LZO support (was: [Re: low power actions?])

Erik Garrison erik at laptop.org
Mon Jul 14 12:07:26 EDT 2008

On Fri, Jul 11, 2008 at 06:33:41PM +0100, Gary C Martin wrote:
> One concern I have with auto saving state before powering off is the  
> potential corruption of journal data. How robust is the Journal if  
> power off happens half way through an ongoing auto state save – do you  
> loose both the new journal entry and the original entry you had  
> resumed from (partially overwritten)?
> The worst case just now seems to be EToys, it's really great for  
> tinkering, but creating even simple scripts seems to require a massive  
> amount of time to save (example 5+min!! to close & save a script with  
> five polygon space invaders with 2 frames of animation and a few lines  
> of movement code). Add to that that EToys seems to be almost as power  
> intensive as video recording (my impression only, I've not power  
> tested).
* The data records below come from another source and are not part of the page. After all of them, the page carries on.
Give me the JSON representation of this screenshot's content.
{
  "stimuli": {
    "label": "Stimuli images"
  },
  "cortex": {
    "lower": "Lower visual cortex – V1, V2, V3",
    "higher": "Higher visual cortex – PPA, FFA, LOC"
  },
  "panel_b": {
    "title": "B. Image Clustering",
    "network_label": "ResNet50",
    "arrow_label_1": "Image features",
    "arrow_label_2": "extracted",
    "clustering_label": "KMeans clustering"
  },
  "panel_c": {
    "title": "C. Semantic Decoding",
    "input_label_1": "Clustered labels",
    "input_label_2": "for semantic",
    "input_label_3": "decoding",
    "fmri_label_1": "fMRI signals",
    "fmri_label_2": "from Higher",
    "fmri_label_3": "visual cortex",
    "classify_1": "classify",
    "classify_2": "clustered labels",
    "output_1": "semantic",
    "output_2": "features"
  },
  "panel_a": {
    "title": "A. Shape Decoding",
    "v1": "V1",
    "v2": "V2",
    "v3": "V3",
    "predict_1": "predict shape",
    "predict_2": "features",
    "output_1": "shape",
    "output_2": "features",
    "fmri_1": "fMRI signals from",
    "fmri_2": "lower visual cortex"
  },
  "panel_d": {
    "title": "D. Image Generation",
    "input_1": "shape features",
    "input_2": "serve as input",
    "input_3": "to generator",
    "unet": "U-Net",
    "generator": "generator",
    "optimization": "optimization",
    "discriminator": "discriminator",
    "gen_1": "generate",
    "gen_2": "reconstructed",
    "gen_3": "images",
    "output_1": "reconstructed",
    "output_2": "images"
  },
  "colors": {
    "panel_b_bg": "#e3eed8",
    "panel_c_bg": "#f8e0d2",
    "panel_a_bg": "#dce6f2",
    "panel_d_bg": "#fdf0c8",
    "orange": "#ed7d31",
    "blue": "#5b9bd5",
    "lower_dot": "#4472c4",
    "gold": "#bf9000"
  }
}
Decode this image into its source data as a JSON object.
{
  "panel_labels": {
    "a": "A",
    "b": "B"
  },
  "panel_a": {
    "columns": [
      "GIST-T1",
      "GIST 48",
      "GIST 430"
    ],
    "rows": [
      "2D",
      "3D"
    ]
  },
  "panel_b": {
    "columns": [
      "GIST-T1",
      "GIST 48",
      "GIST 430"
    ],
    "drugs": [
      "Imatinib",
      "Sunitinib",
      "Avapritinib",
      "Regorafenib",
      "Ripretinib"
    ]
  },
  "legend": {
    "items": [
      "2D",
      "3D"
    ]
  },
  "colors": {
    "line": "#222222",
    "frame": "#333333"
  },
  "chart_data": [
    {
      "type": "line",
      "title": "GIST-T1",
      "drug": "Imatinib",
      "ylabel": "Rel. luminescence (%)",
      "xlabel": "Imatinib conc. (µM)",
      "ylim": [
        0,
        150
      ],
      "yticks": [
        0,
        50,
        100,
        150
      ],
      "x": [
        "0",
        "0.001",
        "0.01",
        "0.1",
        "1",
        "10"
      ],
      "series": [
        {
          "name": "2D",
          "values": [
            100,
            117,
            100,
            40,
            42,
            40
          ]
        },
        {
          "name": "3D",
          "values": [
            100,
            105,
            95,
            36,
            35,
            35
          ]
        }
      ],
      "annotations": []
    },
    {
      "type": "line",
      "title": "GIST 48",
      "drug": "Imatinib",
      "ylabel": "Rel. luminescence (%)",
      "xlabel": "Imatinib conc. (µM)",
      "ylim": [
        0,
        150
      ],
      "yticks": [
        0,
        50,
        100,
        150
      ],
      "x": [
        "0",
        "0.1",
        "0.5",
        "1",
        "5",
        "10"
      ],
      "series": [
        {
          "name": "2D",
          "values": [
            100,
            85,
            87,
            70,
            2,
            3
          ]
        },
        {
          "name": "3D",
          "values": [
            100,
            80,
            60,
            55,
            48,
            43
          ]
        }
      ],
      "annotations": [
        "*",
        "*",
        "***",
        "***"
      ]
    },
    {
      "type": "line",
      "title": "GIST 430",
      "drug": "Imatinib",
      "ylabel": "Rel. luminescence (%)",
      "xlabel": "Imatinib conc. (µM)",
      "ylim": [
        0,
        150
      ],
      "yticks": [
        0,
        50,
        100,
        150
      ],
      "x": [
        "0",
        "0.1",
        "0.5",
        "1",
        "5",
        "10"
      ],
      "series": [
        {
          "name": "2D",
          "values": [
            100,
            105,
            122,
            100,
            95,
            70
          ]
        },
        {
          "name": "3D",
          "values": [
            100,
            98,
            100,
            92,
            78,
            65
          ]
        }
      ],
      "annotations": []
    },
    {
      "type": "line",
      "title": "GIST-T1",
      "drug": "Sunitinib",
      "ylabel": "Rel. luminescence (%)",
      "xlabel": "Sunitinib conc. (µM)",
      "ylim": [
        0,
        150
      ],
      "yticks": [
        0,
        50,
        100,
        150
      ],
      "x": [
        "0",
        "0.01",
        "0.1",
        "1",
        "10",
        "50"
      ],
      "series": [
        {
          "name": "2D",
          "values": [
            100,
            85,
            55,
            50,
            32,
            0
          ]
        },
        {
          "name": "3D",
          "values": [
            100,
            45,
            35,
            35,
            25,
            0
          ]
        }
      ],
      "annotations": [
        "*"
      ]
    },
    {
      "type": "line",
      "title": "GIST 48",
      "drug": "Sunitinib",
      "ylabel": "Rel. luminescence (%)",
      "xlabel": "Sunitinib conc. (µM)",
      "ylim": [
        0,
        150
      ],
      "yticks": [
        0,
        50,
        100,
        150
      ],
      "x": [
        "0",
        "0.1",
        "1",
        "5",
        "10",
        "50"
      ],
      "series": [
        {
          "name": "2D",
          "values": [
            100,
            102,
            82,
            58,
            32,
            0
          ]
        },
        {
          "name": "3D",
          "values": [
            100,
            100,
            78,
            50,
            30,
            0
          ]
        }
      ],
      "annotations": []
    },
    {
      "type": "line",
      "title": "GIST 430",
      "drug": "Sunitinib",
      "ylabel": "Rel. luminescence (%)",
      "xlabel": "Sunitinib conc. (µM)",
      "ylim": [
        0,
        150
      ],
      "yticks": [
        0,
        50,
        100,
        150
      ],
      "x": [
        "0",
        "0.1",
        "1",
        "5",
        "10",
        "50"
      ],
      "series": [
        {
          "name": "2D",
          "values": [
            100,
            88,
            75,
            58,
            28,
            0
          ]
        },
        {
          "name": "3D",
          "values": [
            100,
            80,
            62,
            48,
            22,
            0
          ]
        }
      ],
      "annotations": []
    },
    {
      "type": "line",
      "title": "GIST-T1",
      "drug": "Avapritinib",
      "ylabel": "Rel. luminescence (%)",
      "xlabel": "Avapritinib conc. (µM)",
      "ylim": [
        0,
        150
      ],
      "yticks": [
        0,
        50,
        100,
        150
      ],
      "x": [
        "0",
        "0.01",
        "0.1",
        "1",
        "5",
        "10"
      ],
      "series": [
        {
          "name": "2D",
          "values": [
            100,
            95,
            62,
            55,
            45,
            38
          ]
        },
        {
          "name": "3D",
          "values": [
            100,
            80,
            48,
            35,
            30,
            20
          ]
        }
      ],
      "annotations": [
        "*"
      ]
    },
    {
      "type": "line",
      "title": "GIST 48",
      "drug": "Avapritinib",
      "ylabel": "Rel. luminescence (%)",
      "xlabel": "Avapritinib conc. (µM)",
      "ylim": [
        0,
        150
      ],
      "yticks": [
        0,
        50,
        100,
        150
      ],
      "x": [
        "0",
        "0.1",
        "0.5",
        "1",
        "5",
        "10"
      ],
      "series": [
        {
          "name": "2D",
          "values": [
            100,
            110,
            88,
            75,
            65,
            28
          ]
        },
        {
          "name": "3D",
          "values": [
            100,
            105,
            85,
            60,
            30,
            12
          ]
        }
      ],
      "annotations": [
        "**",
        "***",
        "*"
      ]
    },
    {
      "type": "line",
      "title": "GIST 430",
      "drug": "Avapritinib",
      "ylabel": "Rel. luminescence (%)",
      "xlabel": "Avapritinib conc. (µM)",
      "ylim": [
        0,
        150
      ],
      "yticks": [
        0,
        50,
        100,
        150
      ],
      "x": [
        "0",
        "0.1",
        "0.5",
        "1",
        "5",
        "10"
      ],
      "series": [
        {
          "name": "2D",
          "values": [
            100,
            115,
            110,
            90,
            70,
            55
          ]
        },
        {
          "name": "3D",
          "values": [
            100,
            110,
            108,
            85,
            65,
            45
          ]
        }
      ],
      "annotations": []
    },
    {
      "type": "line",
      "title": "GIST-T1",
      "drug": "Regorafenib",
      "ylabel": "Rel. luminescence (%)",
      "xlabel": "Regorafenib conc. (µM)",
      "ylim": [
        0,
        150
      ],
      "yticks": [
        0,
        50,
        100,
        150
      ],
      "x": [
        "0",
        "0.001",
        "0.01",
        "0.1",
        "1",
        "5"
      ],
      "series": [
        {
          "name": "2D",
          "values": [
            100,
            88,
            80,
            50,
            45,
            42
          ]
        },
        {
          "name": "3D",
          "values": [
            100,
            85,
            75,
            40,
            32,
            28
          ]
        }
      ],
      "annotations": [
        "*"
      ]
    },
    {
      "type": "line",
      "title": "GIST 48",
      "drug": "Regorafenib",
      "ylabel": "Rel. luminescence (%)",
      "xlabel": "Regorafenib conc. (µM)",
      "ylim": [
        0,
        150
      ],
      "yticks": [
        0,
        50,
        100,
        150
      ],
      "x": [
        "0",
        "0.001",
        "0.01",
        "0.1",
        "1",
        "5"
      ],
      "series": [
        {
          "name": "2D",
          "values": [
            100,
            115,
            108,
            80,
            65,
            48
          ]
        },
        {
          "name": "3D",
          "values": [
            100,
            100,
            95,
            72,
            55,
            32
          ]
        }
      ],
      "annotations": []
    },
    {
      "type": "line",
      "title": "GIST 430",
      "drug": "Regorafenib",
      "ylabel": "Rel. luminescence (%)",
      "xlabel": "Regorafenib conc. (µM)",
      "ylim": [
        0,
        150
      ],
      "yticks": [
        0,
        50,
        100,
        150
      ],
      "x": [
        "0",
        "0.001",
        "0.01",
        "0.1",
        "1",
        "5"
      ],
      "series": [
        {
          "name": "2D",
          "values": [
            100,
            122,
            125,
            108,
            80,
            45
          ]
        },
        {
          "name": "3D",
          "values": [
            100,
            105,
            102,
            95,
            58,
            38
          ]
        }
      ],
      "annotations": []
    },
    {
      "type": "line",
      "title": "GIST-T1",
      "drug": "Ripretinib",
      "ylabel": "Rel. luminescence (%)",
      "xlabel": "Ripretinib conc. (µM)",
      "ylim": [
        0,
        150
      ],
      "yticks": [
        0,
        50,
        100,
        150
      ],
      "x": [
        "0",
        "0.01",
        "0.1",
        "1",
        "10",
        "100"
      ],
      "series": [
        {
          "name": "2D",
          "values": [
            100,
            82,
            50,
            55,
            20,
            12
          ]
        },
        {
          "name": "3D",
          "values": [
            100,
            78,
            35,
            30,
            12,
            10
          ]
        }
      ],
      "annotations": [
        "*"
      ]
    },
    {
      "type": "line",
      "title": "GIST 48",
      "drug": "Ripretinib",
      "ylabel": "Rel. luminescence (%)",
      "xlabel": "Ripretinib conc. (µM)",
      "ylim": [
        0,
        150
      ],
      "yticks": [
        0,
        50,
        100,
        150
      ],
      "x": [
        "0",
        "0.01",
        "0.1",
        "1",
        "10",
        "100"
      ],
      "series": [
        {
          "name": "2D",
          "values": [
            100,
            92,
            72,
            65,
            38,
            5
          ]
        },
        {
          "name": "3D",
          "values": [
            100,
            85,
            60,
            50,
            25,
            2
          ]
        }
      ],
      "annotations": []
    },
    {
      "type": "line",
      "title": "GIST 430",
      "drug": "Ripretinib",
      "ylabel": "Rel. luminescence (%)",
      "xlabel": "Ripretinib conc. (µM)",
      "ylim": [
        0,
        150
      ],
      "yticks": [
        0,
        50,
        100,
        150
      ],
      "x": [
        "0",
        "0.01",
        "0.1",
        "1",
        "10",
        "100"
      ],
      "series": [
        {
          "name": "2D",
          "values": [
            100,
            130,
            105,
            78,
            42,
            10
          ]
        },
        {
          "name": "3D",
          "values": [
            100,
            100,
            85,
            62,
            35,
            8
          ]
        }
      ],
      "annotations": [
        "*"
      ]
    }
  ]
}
I find I'm the habit of plugging into mains before I try and  
> close an EToys instance I've made more than a few modifications to.

Based on some very provisional testing, I believe that the extremely
long save times we're seeing in EToys are at least partly related to our
use of zlib compression for data nodes in the filesystem.  We could
switch to LZO compression for a 500% speedup in compression (write), a
50% speedup in decompression (read), and a slight (but significant)
decrease in compression ratio.

While working with Record I noticed that we cannot write very high
resolution video (>320x240 @ 10fps) to the filesystem because of this
issue.  It would help to know what other applications are suffering
because of poor fs write speed.

There is an existing ticket to address this issue
(http://dev.laptop.org/ticket/2072).  This ticket suggests that we could
add LZO support to OFW in order to implement LZO-compressed data nodes
in the filesystem.

In this scheme OFW would require LZO support to boot a kernel which
resides on an LZO-compressed fs.  But an alternative is to implement a
partitioning scheme in which user data resides on a LZO-compressed
partition and the system data resides on a zlib-compressed partition.
This would provide us with good compression for system components
(saving space) but would also allow users to write data much more
quickly.  That said, implementing LZO compression across the entire
system might improve system responsiveness by a noticeable margin, so it
might be worthwhile.  Testing is required.